Why do imaginary numbers work (somewhat philosophical question)?

Question

Asking as a layman, I've always puzzled over imaginary numbers and how they can be used to solve problems involving real numbers or quantities only (e.g. contour integration methods or Fourier analysis obtaining the frequency domain). It seems strange how using an unreal number conjoined with the normal rules of arithmetic can sometimes produce results which are difficult or impossible using real variables/numbers alone. I don't know of any imaginary units of any physical quantity in the real world.

Could someone direct me to a reference (perhaps a philosophy of mathematics text) which explains how these complex analysis methods work? Maybe all these methods somehow concisely represent or parse certain lengthy or complicated real-number operations 'behind the scenes'? Another useful reference would be one which shows how one can obtain with real numbers only, any result obtainable using methods involving imaginary numbers.

Answer 1

There may be dissenting comments on this but there is a sense in which complex numbers (and quaternions and octonions) are built into ordinary geometry and are not something that is just tacked on. This is done through Grassmann algebra, which may be the best axiomatic description of geometry. It is a graded algebra with scalars, points, vectors, bivectors, etc. and various types of products: exterior, regressive, interior, Clifford along with a complement.

Just to give a taste of this, here is an interior product of a bivector and a vector (both are basis vectors of the Grassmann algebra of the plane). The product is then simplified using the Euclidean metric and built-in rules of the algebra. The interior product is symbolized by a CircleMinus, which looks a little like a capital theta.

The result is a 90 degree counterclockwise rotation, so the bivector acts just as i does in the imaginary plane. Here it is applied four times to rotate around the plane.

The point is that these elements and products were designed for a complete algebra for ordinary geometry and yet they have built in operations that act like complex arithmetic. This makes complex numbers seem less artificial. It is possible to add generalized Grassmann products, hypercomplex products and then more formally build complex, quaternion and octonion algebras.

Some taste for this can be obtained in Grassmann Algebra Volume 1 by John Browne. (But the generalized Grassmann products will appear in Volume 2.) or books such as Geometric Algebra for Physicists by Chris Doran & Anthony Lasenby.

Answer 2

When you are a little kid you learn to count and add whole numbers. In first grade, a problem like $3-5$ is said to have no answer, because you can't take $5$ apples from a pile of $3$. This makes total sense and you're ok with that. A little later you learn about negative numbers and at first you're like "whoa" but before long negative numbers are every bit as legitimate as positive ones.
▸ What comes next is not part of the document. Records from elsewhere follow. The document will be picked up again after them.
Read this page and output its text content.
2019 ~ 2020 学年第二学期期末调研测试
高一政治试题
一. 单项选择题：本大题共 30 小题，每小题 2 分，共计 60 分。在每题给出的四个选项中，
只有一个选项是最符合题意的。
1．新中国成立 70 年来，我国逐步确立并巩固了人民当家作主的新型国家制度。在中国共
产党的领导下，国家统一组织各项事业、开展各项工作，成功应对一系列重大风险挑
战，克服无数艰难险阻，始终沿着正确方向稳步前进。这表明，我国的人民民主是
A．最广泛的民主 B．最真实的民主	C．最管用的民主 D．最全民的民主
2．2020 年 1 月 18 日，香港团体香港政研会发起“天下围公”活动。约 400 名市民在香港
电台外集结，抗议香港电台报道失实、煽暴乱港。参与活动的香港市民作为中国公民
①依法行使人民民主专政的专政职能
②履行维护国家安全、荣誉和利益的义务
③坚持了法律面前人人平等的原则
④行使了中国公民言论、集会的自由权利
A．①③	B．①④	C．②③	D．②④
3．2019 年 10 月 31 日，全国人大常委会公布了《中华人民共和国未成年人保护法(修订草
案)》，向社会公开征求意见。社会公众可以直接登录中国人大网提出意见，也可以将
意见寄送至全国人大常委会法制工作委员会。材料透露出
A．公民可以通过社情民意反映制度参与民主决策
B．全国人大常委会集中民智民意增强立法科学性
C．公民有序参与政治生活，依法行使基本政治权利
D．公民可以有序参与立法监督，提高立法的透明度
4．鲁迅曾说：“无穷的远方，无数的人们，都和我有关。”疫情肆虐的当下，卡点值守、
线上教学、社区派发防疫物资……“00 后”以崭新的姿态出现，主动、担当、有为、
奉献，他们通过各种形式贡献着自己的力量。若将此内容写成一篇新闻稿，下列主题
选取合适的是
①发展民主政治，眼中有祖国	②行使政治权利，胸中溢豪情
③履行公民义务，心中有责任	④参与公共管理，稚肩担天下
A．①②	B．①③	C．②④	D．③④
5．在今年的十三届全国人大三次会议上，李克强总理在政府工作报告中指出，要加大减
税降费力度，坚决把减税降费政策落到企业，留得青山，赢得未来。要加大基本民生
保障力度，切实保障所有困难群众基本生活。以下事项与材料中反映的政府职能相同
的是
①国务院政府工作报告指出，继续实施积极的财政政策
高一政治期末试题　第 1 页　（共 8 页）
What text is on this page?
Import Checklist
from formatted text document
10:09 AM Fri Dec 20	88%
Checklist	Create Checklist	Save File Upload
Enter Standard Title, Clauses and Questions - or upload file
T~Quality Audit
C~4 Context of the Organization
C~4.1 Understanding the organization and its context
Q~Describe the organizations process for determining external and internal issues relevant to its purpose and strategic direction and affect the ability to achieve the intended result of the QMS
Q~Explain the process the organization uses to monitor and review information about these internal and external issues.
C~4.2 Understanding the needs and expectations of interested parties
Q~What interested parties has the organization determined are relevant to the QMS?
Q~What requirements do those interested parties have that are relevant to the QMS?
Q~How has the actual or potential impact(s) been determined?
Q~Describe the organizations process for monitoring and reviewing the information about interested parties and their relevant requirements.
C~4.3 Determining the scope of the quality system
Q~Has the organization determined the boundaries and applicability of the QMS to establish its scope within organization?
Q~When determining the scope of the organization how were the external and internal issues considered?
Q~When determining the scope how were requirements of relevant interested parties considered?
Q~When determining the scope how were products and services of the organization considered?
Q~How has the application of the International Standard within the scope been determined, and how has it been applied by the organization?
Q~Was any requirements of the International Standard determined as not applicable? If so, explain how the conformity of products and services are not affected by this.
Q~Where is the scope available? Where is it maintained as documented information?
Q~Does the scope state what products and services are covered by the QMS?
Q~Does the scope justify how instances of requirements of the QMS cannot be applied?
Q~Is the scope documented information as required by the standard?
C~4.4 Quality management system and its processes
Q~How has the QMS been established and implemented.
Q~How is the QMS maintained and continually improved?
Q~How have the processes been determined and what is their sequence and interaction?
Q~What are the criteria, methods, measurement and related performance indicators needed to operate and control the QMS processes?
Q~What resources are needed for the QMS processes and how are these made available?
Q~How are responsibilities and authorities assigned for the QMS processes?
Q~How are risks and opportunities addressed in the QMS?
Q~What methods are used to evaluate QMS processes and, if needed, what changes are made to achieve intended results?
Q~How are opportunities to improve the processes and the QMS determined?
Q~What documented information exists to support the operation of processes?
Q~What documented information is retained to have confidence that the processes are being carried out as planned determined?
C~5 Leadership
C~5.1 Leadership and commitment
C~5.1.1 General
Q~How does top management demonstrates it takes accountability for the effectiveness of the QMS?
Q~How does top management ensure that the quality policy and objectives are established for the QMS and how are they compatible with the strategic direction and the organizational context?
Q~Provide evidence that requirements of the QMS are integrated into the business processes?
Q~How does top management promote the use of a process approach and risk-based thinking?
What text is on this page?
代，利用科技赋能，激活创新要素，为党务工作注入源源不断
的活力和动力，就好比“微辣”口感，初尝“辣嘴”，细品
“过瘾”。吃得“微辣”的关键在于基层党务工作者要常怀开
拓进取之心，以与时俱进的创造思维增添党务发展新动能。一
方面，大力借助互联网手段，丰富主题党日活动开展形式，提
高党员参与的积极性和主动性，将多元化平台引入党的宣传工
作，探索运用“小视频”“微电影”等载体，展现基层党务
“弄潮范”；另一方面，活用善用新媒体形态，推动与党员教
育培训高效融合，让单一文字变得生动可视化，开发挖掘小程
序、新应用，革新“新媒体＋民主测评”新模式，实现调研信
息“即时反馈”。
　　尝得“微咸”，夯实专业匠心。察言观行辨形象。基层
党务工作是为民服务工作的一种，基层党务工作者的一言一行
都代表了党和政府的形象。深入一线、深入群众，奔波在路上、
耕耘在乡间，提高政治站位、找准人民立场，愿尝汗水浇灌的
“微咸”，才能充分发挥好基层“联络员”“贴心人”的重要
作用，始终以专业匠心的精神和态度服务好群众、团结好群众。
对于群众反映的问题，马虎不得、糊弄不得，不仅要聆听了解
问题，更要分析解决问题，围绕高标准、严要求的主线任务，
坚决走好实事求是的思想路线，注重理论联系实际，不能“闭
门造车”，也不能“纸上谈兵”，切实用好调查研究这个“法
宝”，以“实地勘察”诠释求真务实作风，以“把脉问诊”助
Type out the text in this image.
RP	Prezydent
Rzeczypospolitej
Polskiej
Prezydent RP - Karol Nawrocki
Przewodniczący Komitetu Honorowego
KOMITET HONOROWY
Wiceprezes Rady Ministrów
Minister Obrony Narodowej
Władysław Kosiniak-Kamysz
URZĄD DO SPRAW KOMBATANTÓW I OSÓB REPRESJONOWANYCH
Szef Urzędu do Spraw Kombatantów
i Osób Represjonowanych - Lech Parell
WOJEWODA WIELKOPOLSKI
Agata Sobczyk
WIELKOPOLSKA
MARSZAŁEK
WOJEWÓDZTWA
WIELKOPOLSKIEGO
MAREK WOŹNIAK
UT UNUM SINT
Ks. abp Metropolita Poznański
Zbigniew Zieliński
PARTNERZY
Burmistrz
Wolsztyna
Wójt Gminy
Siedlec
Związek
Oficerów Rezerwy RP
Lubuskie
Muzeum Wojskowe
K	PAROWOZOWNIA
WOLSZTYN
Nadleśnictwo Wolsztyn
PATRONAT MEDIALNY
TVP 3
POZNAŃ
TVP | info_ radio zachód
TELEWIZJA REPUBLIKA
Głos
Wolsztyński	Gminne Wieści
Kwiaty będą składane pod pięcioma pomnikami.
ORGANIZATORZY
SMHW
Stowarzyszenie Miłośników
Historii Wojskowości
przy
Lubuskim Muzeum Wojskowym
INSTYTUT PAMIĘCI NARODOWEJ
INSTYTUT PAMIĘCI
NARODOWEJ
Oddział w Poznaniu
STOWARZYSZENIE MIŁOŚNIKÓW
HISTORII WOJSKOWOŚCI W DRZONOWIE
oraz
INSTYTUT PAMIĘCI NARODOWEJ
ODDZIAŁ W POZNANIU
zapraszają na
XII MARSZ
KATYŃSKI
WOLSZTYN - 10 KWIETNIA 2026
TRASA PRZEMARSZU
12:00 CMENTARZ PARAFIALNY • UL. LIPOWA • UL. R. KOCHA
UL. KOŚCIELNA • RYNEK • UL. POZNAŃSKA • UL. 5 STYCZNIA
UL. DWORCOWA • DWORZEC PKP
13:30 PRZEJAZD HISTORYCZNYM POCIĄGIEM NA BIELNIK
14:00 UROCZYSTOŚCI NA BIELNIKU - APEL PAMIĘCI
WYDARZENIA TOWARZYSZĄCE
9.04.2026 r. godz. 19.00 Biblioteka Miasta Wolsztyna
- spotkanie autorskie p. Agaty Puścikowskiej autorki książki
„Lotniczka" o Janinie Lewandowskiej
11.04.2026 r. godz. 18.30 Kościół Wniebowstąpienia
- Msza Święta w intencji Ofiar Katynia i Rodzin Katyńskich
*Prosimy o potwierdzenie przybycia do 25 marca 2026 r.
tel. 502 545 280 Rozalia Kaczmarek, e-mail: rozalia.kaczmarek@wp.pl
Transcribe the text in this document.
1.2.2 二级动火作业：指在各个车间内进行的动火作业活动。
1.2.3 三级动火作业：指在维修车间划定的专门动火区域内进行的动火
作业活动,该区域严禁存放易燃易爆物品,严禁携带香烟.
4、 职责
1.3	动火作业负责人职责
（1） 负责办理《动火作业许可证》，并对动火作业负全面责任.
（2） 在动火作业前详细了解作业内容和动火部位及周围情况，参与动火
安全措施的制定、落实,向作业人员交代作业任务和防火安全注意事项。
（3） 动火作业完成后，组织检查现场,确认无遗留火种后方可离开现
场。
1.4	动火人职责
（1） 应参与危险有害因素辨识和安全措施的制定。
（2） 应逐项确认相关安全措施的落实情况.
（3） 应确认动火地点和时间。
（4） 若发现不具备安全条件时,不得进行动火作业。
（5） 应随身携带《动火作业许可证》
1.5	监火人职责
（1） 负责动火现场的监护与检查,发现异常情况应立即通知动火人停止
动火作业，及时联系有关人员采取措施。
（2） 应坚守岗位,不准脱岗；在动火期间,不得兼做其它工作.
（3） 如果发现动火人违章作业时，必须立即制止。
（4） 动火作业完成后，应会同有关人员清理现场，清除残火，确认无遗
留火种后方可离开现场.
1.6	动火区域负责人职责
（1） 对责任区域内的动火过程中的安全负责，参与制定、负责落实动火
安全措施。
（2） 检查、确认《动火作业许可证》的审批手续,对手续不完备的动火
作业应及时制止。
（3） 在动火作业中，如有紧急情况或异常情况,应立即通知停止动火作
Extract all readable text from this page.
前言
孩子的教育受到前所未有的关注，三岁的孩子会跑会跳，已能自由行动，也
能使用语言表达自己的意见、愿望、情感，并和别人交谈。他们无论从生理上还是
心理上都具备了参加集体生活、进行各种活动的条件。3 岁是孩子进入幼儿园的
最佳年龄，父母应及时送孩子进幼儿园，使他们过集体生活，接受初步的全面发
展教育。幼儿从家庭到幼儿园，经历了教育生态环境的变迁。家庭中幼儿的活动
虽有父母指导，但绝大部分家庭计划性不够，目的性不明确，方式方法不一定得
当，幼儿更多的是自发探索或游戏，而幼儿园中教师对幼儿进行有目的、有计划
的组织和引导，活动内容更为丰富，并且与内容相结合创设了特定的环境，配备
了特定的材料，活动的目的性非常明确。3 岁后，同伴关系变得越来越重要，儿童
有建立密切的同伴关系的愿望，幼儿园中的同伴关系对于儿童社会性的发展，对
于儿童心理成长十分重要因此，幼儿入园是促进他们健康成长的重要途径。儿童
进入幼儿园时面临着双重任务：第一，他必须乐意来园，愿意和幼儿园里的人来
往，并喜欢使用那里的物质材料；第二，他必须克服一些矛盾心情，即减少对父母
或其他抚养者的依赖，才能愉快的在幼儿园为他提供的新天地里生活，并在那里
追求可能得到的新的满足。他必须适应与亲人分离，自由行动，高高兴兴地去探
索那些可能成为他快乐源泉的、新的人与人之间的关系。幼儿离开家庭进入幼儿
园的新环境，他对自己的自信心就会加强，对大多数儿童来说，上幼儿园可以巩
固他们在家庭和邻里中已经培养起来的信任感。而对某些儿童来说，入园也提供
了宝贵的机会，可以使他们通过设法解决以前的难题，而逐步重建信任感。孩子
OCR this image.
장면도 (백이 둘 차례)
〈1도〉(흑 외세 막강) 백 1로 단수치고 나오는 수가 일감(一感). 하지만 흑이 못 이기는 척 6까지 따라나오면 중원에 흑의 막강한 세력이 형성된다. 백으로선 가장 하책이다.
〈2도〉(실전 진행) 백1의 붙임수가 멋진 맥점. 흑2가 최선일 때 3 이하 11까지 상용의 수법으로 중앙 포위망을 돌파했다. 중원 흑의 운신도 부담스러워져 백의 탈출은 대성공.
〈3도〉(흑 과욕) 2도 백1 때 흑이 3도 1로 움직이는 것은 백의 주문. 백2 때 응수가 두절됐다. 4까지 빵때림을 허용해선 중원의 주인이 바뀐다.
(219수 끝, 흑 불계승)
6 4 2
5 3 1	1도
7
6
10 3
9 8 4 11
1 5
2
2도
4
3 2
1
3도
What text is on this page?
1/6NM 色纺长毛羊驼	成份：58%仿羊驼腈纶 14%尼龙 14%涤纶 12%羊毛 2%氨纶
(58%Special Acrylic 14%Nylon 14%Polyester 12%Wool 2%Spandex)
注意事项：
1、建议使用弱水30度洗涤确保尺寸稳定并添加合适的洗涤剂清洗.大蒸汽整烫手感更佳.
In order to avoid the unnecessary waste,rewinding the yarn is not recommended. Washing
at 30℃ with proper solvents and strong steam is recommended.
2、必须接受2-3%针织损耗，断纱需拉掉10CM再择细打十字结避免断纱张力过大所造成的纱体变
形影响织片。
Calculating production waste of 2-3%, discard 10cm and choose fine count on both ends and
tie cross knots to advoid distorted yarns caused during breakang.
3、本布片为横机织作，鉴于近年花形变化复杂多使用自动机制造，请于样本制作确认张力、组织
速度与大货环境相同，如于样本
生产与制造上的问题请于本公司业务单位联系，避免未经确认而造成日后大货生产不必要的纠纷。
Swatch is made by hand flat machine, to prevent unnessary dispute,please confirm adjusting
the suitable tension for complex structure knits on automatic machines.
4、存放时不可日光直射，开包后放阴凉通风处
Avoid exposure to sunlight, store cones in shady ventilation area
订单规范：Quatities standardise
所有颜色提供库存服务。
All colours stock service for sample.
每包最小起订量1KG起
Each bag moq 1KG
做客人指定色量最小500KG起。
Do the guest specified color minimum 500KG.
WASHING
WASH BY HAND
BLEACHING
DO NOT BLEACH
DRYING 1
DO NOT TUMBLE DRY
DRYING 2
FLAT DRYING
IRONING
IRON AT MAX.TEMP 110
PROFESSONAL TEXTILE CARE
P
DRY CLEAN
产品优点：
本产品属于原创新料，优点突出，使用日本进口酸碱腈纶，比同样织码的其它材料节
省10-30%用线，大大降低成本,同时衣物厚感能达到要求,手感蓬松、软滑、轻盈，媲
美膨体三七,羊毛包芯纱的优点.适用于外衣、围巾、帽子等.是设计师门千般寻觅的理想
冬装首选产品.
Then you learn about multiplication and division and at first $13\div5$ doesn't have an answer because $5$ "doesn't go into" $13$. This makes perfect sense and you're ok with that. Then you start saying it's $2$ with remainder $3$ and finally you're told of fractions and $13\div5$ is a perfectly fine number called $2 \frac{3}{5}$ or $\frac{13}{5}$. It's a little strange at first but at some point you wonder how you could've ever gotten along without these fractional numbers.

Sometime later you run into problems that seem like they should have an answer like what's the length across the diagonal of a square but no fraction fits the bill. You're in good company as this bothered some pretty smart people over the ages. But we overcome the problem and add new numbers like $\sqrt{2}$ into the mix. It's a number whose square is $2$. This makes perfect sense and you're ok with that. These numbers solve equations like $x^2=2$ or any other equation you can make with integers and all the usual operations of arithmetic.

The $\sqrt{2}$ thing takes a little getting used to at first because it's 1.41421356237... and on and on infinitely and randomly and for the first time you're questioning the "reality" of such numbers. Yet surely the length of the diagonal is real so you accept it.

Around the same time you learn about $\pi$, another number with an infinite decimal, which is slightly more mysterious because it's got a greek name. Probably you're not told it doesn't solve any equation with integers and arithmetic operations but if you study math you find out it really is a bit weirder, and that weirdness has a name, transcendental. But you accept all these transcendentals like $\pi$ and $\sin 1$ and $\log 2$ because they seem to have a value somewhere on the number line.

At this point you think you're done because what else could there be? The whole line is accounted for. Equations like $x^2+1=0$ have no solution but you're ok with that.

You're introduced to complex numbers which solve equations like $x^2+1=0$ but they are presented as some kind of trick or device. Turns out they have all kinds of uses but they're usually not considered part of reality the way all the other numbers are. Why not?

It's often brought up that you don't need complex numbers, that you could do all the same calculations and analysis using real numbers. But that's like saying rational aren't necessary. Anything you can do with rational numbers you can do by carrying around pairs of integers.

To me complex numbers are as "real" as all the others, only more so. It just takes a little longer to accept them than it did for fractions, say. Fractions made you stretch your imagination a little. Complex numbers stretch your imagination more. That's part of makes them beautiful.